25-26 Since this is the kind of life we have chosen, the life of the Spirit, let us make sure that we do not just hold it as an idea in our heads or a sentiment in our hearts, but work out its implications in every detail of our lives. That means we will not compare ourselves with each other as if one of us were better and another worse. We have far more interesting things to do with our lives. Each of us is an original.
WHAT DO WE LEARN—HOW DO WE RESPOND?
Like most of us in trying times; the Galatians had fallen back into production of the old ways of thought and action—the inferior by-products of evil. Paul points out the difference so they will know and understand how the old ways were destroying what they had gained in Christ—real freedom! Paul gives an list of the “same old” sins to avoid while telling of the “fruits of God’s characteristics to imitate and obtain as we walk in freedom from sin with God’s Holy Spirit helping us! He outlines the obvious differences between living a life that produces the fruits of God’s character in us, as demonstrated in Christ who set us free, versus the life of bondage of the sin evil produces in us when we turn to satisfying self.
“But what happens when we live God’s way? He brings gifts into our lives, much the same way that fruit appears in an orchard—things like affection for others, exuberance about life, serenity. We develop a willingness to stick with things, a sense of compassion in the heart, and a conviction that a basic holiness permeates things and people. We find ourselves involved in loyal commitments, not needing to force our way in life, able to marshal and direct our energies wisely.” (v.22-23)
“Since we are living by the Spirit, let us follow the Spirit’s leading in every part of our lives.” Galatians 5:25, NLT
As we relate to people and circumstances in our daily walk, let’s use Paul’s “list” of fruit bearing as a filter for our behavior before responding. As we strive to develop the “mind of Christ,” rely on the gift of God’s Holy Spirit who lives in us ready to help us! We cannot do this by ourselves. That’s why we humble ourselves before God as we walk humbly with God. He produces in us what we cannot—holiness.
“That means we will not compare ourselves with each other as if one of us were better and another worse. We have far more interesting things to do with our lives. Each of us is an original.” (v. 26)
God, through Jesus, surrounds us with His grace. As believers “in production” to be more like Jesus, we also become the distribution depot of God’s gifts to those we relate to daily. God wants no one to leave our presence empty-handed. Some people find the gift of salvation through what we say about Jesus. For others the gifts might be merely a kind word, a good deed, delivered with selfless graciousness. But all the gifts are from God.
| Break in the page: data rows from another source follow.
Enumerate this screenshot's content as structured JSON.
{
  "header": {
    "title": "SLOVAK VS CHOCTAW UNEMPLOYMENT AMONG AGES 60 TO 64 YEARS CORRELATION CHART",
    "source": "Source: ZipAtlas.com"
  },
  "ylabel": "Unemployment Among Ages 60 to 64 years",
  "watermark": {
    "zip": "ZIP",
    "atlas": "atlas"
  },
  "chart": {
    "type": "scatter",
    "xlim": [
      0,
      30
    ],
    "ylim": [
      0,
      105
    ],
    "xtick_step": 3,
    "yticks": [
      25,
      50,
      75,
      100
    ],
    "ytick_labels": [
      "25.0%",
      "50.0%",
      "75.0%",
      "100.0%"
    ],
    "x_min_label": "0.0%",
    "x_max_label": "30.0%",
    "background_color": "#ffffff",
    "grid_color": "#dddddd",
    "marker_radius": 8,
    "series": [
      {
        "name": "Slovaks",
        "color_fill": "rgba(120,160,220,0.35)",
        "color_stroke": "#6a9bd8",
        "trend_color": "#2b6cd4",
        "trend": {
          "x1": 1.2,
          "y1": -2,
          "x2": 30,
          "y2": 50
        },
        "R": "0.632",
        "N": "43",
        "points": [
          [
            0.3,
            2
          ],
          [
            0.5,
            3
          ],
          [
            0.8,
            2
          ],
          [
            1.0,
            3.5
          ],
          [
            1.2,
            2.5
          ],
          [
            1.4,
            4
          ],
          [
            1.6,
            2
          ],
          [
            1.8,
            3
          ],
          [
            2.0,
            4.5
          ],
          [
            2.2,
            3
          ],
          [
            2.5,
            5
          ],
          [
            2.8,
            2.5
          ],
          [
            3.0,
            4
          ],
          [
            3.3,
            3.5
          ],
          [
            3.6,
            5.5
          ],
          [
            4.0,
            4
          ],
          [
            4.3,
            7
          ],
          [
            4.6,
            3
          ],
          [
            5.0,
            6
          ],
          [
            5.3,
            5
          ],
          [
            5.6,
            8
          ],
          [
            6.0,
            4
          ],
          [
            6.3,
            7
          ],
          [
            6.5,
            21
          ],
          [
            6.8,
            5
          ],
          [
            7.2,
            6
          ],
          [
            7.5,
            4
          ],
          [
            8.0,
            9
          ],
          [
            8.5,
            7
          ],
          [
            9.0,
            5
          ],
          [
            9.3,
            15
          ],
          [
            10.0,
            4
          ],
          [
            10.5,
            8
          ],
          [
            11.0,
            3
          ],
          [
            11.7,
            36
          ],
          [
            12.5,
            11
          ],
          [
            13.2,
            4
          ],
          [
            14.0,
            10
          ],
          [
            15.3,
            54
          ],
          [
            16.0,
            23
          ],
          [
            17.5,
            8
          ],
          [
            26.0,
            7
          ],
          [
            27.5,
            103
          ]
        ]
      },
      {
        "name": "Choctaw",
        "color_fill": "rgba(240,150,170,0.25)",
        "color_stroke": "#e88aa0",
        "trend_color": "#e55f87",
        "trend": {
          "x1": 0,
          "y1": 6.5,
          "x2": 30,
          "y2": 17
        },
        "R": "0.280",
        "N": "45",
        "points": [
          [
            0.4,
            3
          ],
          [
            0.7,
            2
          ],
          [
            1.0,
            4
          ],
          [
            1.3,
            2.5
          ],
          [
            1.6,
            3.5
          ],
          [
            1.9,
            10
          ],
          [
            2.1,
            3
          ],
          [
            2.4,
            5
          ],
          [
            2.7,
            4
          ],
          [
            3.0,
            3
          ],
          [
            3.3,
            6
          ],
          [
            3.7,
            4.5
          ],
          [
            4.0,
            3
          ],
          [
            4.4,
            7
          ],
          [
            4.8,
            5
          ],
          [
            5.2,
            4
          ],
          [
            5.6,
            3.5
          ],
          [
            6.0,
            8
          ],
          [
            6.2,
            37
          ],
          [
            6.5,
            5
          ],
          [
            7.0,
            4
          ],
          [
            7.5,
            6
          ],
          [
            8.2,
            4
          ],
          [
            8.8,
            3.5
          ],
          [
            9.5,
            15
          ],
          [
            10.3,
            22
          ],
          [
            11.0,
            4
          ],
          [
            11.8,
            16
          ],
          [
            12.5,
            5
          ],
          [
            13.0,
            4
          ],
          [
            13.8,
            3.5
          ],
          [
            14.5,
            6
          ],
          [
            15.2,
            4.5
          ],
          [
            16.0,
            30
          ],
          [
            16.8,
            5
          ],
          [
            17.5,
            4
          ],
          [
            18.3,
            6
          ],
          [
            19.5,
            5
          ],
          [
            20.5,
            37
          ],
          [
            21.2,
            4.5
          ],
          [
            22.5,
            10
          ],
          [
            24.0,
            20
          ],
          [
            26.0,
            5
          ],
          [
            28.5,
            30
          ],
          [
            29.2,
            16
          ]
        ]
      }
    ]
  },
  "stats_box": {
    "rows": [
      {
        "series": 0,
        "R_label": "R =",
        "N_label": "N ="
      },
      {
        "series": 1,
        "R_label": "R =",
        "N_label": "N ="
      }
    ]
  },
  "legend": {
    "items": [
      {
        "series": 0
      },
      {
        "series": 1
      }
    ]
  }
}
While we are still “in production” our task is to stand firmly in faith, secured in God’s grace, surrounded by His goodness with gratitude, while freely giving to all who come our way with what has so freely been given to us—love, mercy, and grace with redemption. This is true freedom!
Lord,
Thank you for saving my soul and making me whole. I have not arrived but I’m not where I was when you found me and began your salvation work in me. May your Kingdom come, your will be done. To You be the all the glory, honor, and praise!